Эренбург, конечно, сразу отреагировал на телеграмму (а у него тогда был исключительный авторитет в стране) и уже 30 ноября Полонская сообщала Шкапской: «Пока меня прописали в гостинице до 15/XII, не знаю, что будет дальше. Илью Григорьевича не хочется затруднять, но, кажется, придется». 30 января 1943 года из Москвы в Молотов возвращалась З. А. Никитина, редакционно-издательский работник, давний друг Серапионов; Эренбург послал с ней два письма. Одно — Полонской: «Мне очень грустно, что тебе как-то особенно нехорошо, даже учитывая общую картину. Надеюсь, теперь хоть с комнатой у тебя уладилось. Напиши мне о себе, пришли стихи» — далее переписано стихотворение «Был мир и был Париж…», которым заканчивалась книга Эренбурга «Стихи о войне», и, конечно, соображения о делах на фронте (этим жили все). Второе было адресовано председателю Горсовета Молотова — в нем просьба «облегчить положение эвакуированной писательницы Елизаветы Григорьевны Полонской» с припиской: «Её литературная работа заслуживает со стороны советских органов самого заботливого отношения к ней самой»[1011]. В годы войны такие письма Эренбурга на местах воспринимались, как руководство к действию — во всяком случае, в письме Полонской от 5 сентября 1943 года никаких бытовых жалоб уже нет, а есть в этом письме то, что очень заботило и Эренбурга: «Мне очень понравилась твоя статья в еврейской газете[1012], особенно заключительные слова о месте за судейским столом. К сожалению, кроме самого страшного есть еще и менее страшные — фашистские плевелы, залетевшие в нашу вселенную. Как их судить? Они пускают ростки где-нибудь на глухой пермской улице, в душе каких-нибудь курносых и белобрысых подростков и что может выжечь их из души?» — Эренбург хорошо знал, как эти плевелы укореняются не только в массе, но и в недрах госаппарата: сталкивался с ними постоянно; он делал все, что мог, чтобы остановить рост антисемитизма в стране и, конечно, не мог предвидеть, что ожидает впереди.

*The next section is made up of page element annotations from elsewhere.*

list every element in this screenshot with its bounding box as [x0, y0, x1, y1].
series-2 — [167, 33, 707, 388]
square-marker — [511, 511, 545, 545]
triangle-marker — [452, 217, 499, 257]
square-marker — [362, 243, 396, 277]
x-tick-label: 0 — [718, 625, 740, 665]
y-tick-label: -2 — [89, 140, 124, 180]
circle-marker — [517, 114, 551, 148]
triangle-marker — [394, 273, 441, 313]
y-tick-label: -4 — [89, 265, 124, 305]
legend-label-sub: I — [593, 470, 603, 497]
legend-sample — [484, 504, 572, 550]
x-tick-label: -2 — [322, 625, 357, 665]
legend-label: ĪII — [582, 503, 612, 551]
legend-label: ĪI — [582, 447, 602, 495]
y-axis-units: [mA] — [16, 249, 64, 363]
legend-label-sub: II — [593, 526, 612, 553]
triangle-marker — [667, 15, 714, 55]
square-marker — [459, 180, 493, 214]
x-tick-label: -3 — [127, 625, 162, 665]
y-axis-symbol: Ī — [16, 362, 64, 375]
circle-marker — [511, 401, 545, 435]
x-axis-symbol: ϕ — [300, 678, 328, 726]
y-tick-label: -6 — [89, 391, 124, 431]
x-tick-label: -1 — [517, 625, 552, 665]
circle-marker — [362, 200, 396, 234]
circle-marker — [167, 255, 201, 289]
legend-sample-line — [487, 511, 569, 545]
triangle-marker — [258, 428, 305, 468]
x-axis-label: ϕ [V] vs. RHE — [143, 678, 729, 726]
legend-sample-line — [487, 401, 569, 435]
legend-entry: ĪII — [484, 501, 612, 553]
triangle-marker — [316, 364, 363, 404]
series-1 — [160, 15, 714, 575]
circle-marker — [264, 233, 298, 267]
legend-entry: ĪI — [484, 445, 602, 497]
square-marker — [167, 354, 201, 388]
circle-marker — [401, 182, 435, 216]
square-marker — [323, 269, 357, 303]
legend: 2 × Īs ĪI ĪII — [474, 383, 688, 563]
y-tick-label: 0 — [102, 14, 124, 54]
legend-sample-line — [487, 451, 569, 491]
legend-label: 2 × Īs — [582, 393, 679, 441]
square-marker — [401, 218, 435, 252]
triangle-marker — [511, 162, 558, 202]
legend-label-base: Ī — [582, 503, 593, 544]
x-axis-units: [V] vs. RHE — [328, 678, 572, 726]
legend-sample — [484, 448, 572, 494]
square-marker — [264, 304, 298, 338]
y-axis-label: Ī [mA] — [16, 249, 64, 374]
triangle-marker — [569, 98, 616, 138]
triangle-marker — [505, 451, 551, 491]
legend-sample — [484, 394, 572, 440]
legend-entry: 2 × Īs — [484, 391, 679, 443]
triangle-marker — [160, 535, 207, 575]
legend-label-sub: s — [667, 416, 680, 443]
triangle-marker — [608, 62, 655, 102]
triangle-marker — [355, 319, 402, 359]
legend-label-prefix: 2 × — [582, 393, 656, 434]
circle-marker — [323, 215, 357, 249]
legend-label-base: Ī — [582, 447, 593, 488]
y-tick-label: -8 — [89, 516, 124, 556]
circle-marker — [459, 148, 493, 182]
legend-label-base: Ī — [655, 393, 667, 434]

В годы войны имя Эренбурга систематически упоминается в переписке Полонской со Шкапской. Вот несколько фрагментов из писем Е. Г.

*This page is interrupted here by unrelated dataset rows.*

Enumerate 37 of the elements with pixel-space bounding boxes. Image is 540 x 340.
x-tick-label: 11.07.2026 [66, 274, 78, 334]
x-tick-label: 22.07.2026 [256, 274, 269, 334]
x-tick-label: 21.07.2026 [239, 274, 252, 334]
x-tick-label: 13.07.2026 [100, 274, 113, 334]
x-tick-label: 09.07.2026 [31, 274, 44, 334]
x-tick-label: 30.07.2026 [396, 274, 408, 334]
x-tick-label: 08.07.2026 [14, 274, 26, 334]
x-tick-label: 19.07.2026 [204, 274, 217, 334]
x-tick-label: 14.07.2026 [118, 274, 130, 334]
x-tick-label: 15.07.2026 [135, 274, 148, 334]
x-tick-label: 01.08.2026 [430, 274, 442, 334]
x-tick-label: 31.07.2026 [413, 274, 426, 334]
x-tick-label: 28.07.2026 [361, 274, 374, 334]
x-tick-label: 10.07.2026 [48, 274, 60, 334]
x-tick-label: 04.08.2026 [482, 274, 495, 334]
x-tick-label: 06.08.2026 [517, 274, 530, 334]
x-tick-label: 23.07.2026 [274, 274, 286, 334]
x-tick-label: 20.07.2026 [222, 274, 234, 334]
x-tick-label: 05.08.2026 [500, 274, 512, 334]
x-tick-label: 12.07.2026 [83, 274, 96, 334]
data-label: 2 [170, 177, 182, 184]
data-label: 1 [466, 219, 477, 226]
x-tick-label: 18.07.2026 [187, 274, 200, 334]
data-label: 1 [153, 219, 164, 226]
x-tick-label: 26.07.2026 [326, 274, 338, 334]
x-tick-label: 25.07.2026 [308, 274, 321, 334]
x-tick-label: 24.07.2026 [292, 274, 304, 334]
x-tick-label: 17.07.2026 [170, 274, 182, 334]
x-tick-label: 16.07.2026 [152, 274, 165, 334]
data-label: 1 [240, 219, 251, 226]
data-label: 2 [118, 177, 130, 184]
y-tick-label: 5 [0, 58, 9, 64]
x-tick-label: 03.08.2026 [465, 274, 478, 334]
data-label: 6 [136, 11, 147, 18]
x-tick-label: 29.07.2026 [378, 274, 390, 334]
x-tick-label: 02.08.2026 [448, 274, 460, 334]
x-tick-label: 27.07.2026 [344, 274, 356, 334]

Летом 1942 года: «Снова мы переживаем тревожные дни, живем от сводки до сводки. Хотелось бы в это время делать более общественно-полезное дело, чем литература. Она в эти дни кажется мало нужной за исключением, конечно, такой, какую делает Илья Григорьевич. Третьего дня слушала ночью его выступление по радио. Мужественные и бесконечно грустные слова — да, „за столом победителя бывает тесно“.»
30 марта 1943: «Получила книгу стихов И. Г. Хорошие стихи, в них все честно и много существительных, а волнует до слез».
22 июня 1945: «Одно меня огорчало и вы знаете, что именно. Я твердо надеюсь, что наш друг превозмог свою личную обиду. Я слишком его люблю, чтобы не верить в это». (С понятной осторожностью здесь говорится о статье «Товарищ Эренбург упрощает», напечатанной в «Правде» перед самой Победой по личному распоряжению Сталина: в обычной для него иезуитской манере диктатор нанес удар по Эренбургу, чья феноменальная слава, особенно среди фронтовиков, не могла не раздражать его).
Эренбург и Полонская встретились вскоре после Победы в Ленинграде. В книге «Люди, годы, жизнь» об этом написано так: «Я пошел к Лизе Полонской. Она рассказывала, как жила в эвакуации на Каме. Ее сын в армии. Мы говорили о войне, об Освенциме, о Франции, о будущем. Мне было с нею легко, как будто мы прожили вместе долгие годы. Вдруг я вспомнил парижскую улицу возле зоологического сада, ночные крики моржей, уроки поэзии и примолк. Горько встретиться со своей молодостью, особенно когда на душе нет покоя: умиляешься, пробуешь подтрунивать над собой, нежность мешается с горечью»[1013].